By Claire Booth
Once upon a
time, there was a great radio station. It played good music—almost college radio
station good. Lots of variety, bands you’d never heard before, nothing from the
Top 40, the occasional out-there choice that made you suspect the person who
chose it was probably stoned. There were commercials just a few times an hour,
and there was never a DJ. Nobody talked, ever. There was no morning show, no silly
contests, no call-in chats.
People loved
this station (me included). Until somewhat recently, I didn’t have a car that
was equipped with Bluetooth. It wasn’t even equipped with a reliable CD player.

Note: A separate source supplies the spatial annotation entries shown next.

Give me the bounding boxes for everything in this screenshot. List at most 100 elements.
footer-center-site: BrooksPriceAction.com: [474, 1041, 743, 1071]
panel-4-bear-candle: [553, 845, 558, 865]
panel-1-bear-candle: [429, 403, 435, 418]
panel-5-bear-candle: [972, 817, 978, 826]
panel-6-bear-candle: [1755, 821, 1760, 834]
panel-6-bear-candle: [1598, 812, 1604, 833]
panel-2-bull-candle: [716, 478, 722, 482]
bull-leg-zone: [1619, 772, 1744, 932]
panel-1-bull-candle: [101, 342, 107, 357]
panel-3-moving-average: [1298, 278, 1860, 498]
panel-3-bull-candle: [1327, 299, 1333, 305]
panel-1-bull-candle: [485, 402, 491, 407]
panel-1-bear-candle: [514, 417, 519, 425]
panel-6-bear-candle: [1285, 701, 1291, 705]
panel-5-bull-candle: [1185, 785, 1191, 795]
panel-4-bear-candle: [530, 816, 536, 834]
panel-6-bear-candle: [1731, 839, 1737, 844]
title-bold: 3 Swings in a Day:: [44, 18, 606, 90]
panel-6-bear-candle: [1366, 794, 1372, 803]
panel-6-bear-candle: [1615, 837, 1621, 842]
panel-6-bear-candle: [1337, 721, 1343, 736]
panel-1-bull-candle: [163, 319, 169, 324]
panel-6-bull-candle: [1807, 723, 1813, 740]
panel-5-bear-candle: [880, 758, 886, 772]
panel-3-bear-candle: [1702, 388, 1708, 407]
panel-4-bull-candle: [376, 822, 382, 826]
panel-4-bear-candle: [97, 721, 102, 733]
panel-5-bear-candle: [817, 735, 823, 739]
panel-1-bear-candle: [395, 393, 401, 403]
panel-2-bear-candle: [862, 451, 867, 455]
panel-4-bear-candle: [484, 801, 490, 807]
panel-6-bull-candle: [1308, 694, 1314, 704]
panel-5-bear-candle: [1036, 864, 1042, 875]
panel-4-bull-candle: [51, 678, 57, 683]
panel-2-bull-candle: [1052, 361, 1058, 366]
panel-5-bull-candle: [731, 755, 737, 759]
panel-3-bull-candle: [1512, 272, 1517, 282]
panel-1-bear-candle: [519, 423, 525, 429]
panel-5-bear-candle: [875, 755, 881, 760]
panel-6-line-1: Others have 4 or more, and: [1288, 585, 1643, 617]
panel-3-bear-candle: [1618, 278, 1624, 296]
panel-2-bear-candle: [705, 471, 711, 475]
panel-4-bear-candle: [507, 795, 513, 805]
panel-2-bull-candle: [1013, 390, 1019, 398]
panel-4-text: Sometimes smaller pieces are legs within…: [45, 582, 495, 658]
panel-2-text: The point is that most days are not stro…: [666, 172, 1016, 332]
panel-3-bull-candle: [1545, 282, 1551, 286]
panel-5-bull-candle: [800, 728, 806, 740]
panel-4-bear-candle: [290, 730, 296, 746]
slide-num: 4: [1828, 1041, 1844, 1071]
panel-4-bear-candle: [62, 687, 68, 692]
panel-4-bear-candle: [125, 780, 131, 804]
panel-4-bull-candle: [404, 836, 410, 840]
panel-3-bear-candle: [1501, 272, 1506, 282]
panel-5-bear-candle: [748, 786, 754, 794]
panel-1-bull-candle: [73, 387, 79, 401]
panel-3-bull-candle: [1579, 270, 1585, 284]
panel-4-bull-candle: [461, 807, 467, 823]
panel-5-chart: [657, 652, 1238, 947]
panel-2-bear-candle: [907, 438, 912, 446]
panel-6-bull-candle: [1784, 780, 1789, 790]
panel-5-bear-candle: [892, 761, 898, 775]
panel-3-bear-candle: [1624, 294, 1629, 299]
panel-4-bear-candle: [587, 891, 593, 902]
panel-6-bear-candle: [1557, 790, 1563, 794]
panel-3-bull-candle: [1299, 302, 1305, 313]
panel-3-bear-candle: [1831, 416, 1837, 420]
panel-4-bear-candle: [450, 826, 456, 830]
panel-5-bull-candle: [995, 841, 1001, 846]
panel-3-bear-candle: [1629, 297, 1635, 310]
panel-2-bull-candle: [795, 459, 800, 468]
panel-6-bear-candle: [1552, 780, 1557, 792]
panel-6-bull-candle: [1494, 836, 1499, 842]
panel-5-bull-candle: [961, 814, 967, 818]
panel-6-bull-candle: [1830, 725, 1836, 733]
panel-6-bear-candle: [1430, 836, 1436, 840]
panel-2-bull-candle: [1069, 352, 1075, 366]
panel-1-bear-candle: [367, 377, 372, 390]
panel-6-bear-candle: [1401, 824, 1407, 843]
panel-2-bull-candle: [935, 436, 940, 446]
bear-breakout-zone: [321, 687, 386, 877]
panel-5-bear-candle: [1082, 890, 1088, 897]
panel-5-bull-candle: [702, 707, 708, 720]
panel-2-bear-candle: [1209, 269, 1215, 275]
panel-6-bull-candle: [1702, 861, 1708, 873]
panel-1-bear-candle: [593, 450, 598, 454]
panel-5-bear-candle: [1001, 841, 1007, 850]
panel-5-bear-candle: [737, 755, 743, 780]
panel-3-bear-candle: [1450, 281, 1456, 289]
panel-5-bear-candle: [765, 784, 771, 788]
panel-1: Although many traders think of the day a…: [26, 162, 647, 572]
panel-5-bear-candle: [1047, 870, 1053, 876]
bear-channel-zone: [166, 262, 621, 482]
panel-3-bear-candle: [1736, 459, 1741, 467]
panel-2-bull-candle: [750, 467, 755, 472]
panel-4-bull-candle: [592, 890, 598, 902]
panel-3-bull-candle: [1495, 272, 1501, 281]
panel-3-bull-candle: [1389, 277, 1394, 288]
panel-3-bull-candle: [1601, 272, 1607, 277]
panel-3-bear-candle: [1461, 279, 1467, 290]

So if I wanted music, radio was my only option.
This station
was heaven. And it did something interesting that I hadn’t encountered before. Listeners
could text in “like” or “dislike” for every song. Too many dislikes and a song
got pulled from the rotation, sometimes even getting yanked right in the middle
of the song. This was awesome and vastly more entertaining to me than the average
morning show.
They say now
that this “text your like/dislike” has spread throughout the industry. I have
no idea if that’s true. I will say that when it started, and no one had heard
of it being done before, it did feel like your opinion counted. It might have
been merely an illusion—like when an amusement park makes the chained zig-zag
lines so long that it feels like the line’s moving even when it’s not. We’re going to lead you to believe we’re
listening, even though we’re definitely not, you gullible sap who still doesn’t
have satellite radio and so can’t turn us off without being forced to sit there
in silence with nothing but her own thoughts. That’s okay. I’ll take that
kind of feel-in-control-of-some-part-of-your-life delusion when I’m trapped in my
car at the sixth red stoplight within a quarter-mile stretch.
But then
(and I think you know where this is going), my little radio station got found
out—by evil corporate scouts or Maleficent or Grendel or something. I don’t
know. Now it has talking, way too many commercials, and absolutely no original
or undiscovered music. The worst thing is that even with the talking, it’s all
the same generic stuff from the same voice as one on a different station in my
market. Literally. It’s the same guy, saying the same things about entering the
same multi-market contest with the same code word. So now I have to sit through
a DJ, and it’s not even resulting in legit employment for people of the DJ
persuasion. It’s just some corporation adding to one employee’s workload,
probably without a matching bump in compensation.
As a result,
I’ve sadly hit a final “dislike” and turned my little station off for good. I’ll
probably pop in once in a while to see if it’s still terrible, but then it will
be back to my Bluetooth and this wonderful world I’ve discovered—podcasts!